In many cases, the data that companies want to leverage with LLMs is sensitive. The CISCO 2024 Data Privacy Benchmark Study shows that 48% of organizations are already entering non-public company information into gen AI apps, while 69% are concerned that gen AI could hurt company’s legal rights and intellectual property. If RAG systems are not sufficiently secured, companies could face legal consequences and loss of customer trust, as well as fines.

Companies are constrained by current regulations around user privacy such as the EU’s GDPR, California’s CCPA, and HIPAA for U.S. health information.
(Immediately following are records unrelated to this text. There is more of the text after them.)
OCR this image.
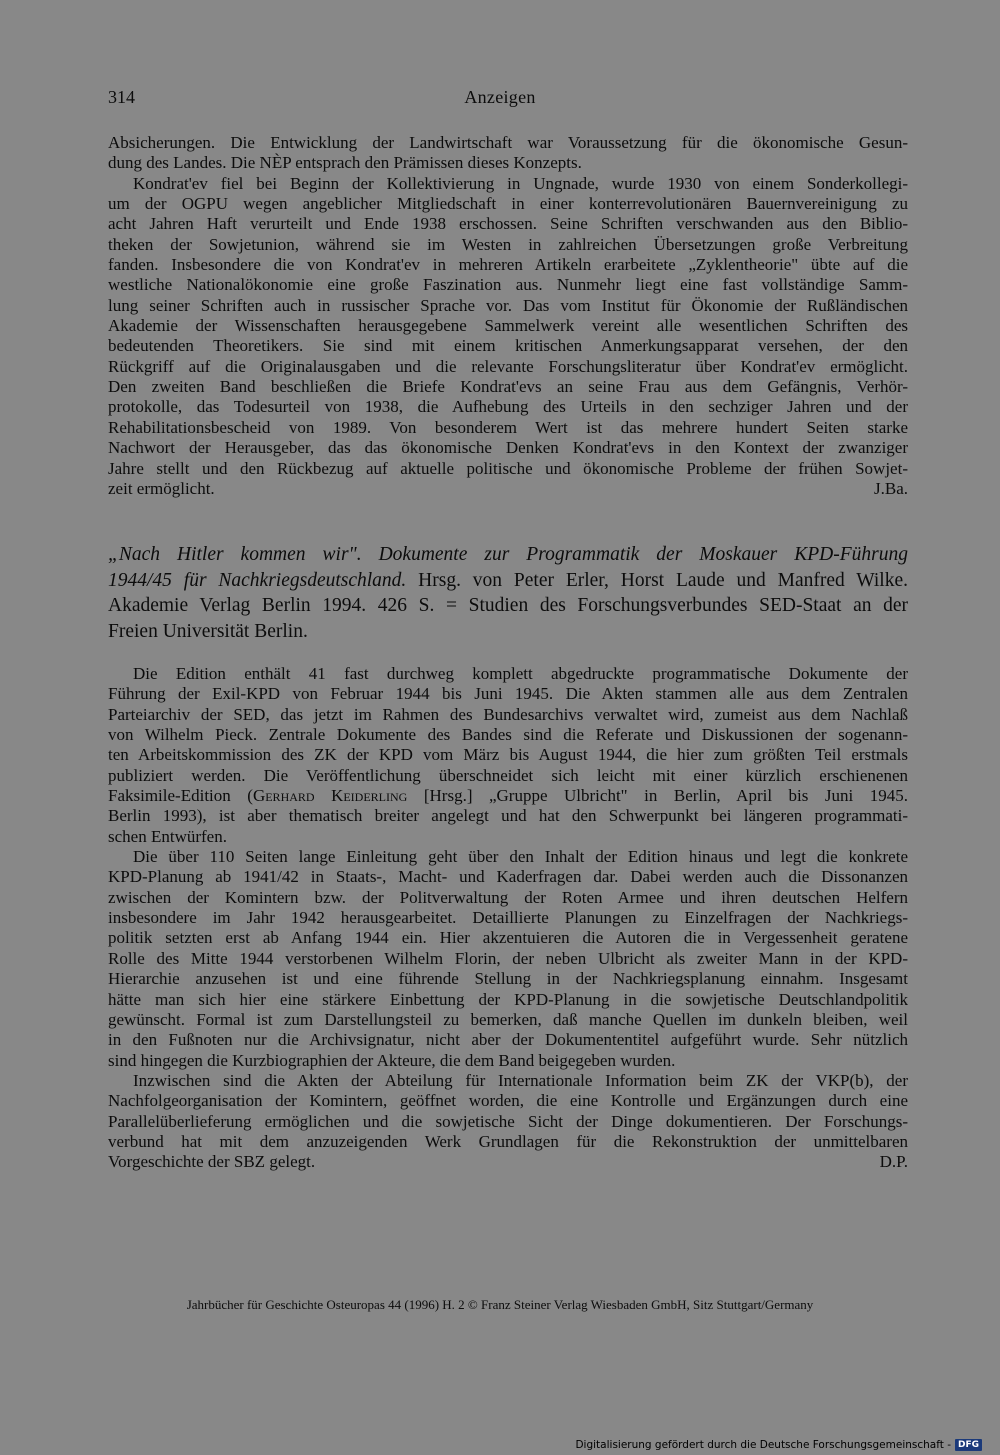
314	Anzeigen
Absicherungen. Die Entwicklung der Landwirtschaft war Voraussetzung für die ökonomische Gesun-
dung des Landes. Die NÈP entsprach den Prämissen dieses Konzepts.
Kondrat'ev fiel bei Beginn der Kollektivierung in Ungnade, wurde 1930 von einem Sonderkollegi-
um der OGPU wegen angeblicher Mitgliedschaft in einer konterrevolutionären Bauernvereinigung zu
acht Jahren Haft verurteilt und Ende 1938 erschossen. Seine Schriften verschwanden aus den Biblio-
theken der Sowjetunion, während sie im Westen in zahlreichen Übersetzungen große Verbreitung
fanden. Insbesondere die von Kondrat'ev in mehreren Artikeln erarbeitete „Zyklentheorie" übte auf die
westliche Nationalökonomie eine große Faszination aus. Nunmehr liegt eine fast vollständige Samm-
lung seiner Schriften auch in russischer Sprache vor. Das vom Institut für Ökonomie der Rußländischen
Akademie der Wissenschaften herausgegebene Sammelwerk vereint alle wesentlichen Schriften des
bedeutenden Theoretikers. Sie sind mit einem kritischen Anmerkungsapparat versehen, der den
Rückgriff auf die Originalausgaben und die relevante Forschungsliteratur über Kondrat'ev ermöglicht.
Den zweiten Band beschließen die Briefe Kondrat'evs an seine Frau aus dem Gefängnis, Verhör-
protokolle, das Todesurteil von 1938, die Aufhebung des Urteils in den sechziger Jahren und der
Rehabilitationsbescheid von 1989. Von besonderem Wert ist das mehrere hundert Seiten starke
Nachwort der Herausgeber, das das ökonomische Denken Kondrat'evs in den Kontext der zwanziger
Jahre stellt und den Rückbezug auf aktuelle politische und ökonomische Probleme der frühen Sowjet-
zeit ermöglicht.	J.Ba.
„Nach Hitler kommen wir". Dokumente zur Programmatik der Moskauer KPD-Führung
1944/45 für Nachkriegsdeutschland. Hrsg. von Peter Erler, Horst Laude und Manfred Wilke.
Akademie Verlag Berlin 1994. 426 S. = Studien des Forschungsverbundes SED-Staat an der
Freien Universität Berlin.
Die Edition enthält 41 fast durchweg komplett abgedruckte programmatische Dokumente der
Führung der Exil-KPD von Februar 1944 bis Juni 1945. Die Akten stammen alle aus dem Zentralen
Parteiarchiv der SED, das jetzt im Rahmen des Bundesarchivs verwaltet wird, zumeist aus dem Nachlaß
von Wilhelm Pieck. Zentrale Dokumente des Bandes sind die Referate und Diskussionen der sogenann-
ten Arbeitskommission des ZK der KPD vom März bis August 1944, die hier zum größten Teil erstmals
publiziert werden. Die Veröffentlichung überschneidet sich leicht mit einer kürzlich erschienenen
Faksimile-Edition (Gerhard Keiderling [Hrsg.] „Gruppe Ulbricht" in Berlin, April bis Juni 1945.
Berlin 1993), ist aber thematisch breiter angelegt und hat den Schwerpunkt bei längeren programmati-
schen Entwürfen.
Die über 110 Seiten lange Einleitung geht über den Inhalt der Edition hinaus und legt die konkrete
KPD-Planung ab 1941/42 in Staats-, Macht- und Kaderfragen dar. Dabei werden auch die Dissonanzen
zwischen der Komintern bzw. der Politverwaltung der Roten Armee und ihren deutschen Helfern
insbesondere im Jahr 1942 herausgearbeitet. Detaillierte Planungen zu Einzelfragen der Nachkriegs-
politik setzten erst ab Anfang 1944 ein. Hier akzentuieren die Autoren die in Vergessenheit geratene
Rolle des Mitte 1944 verstorbenen Wilhelm Florin, der neben Ulbricht als zweiter Mann in der KPD-
Hierarchie anzusehen ist und eine führende Stellung in der Nachkriegsplanung einnahm. Insgesamt
hätte man sich hier eine stärkere Einbettung der KPD-Planung in die sowjetische Deutschlandpolitik
gewünscht. Formal ist zum Darstellungsteil zu bemerken, daß manche Quellen im dunkeln bleiben, weil
in den Fußnoten nur die Archivsignatur, nicht aber der Dokumententitel aufgeführt wurde. Sehr nützlich
sind hingegen die Kurzbiographien der Akteure, die dem Band beigegeben wurden.
Inzwischen sind die Akten der Abteilung für Internationale Information beim ZK der VKP(b), der
Nachfolgeorganisation der Komintern, geöffnet worden, die eine Kontrolle und Ergänzungen durch eine
Parallelüberlieferung ermöglichen und die sowjetische Sicht der Dinge dokumentieren. Der Forschungs-
verbund hat mit dem anzuzeigenden Werk Grundlagen für die Rekonstruktion der unmittelbaren
Vorgeschichte der SBZ gelegt.	D.P.
Jahrbücher für Geschichte Osteuropas 44 (1996) H. 2 © Franz Steiner Verlag Wiesbaden GmbH, Sitz Stuttgart/Germany
Digitalisierung gefördert durch die Deutsche Forschungsgemeinschaft - DFG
As the gen AI landscape evolves, privacy laws and regulations will too – such as the EU AI Act, which was recently approved by European lawmakers. Companies need to be prepared to comply with evolving regulations.

 

RAG with Confidence

A powerful security framework, confidential computing is designed to protect sensitive data while in use, within applications, servers, or cloud environments. Confidential computing has the potential to secure the entire RAG inference process.

During computation, confidential computing isolates data in a hardware-based trusted execution environment (TEE). The TEE is a secure enclave where sensitive computations can occur, employing hardware-based mechanisms to prevent unauthorized access and tampering. TEEs can be processor-level or VM (virtual machine)-level; virtualization overcomes some of the compatibility and application development challenges present for processor-level TEEs.

Key features of confidential computing include secure boot (the system boots into a defined and trusted configuration), curtained memory (memory that cannot be accessed by other OS processes), sealed storage (software keeps cryptographically secure secrets), secure I/O (prevents keystroke logger attacks) and integrity measurements (computing hashes and fingerprints of executable code, configuration data and other system state information). An example of this can be found in a recent blog post by our partner Nvidia.

In a RAG system, confidential computing secures the user prompt, knowledge base, embedding model, and LLM in a TEE.

Retrieval Augmented Generation

The Future of Enterprise Gen AI

Enterprises can harness the power of gen AI by using RAG systems to achieve cost-effective, reliable, and trustworthy results. Given the importance of data privacy, RAG systems implemented with confidential computing represent the future of gen AI for enterprises.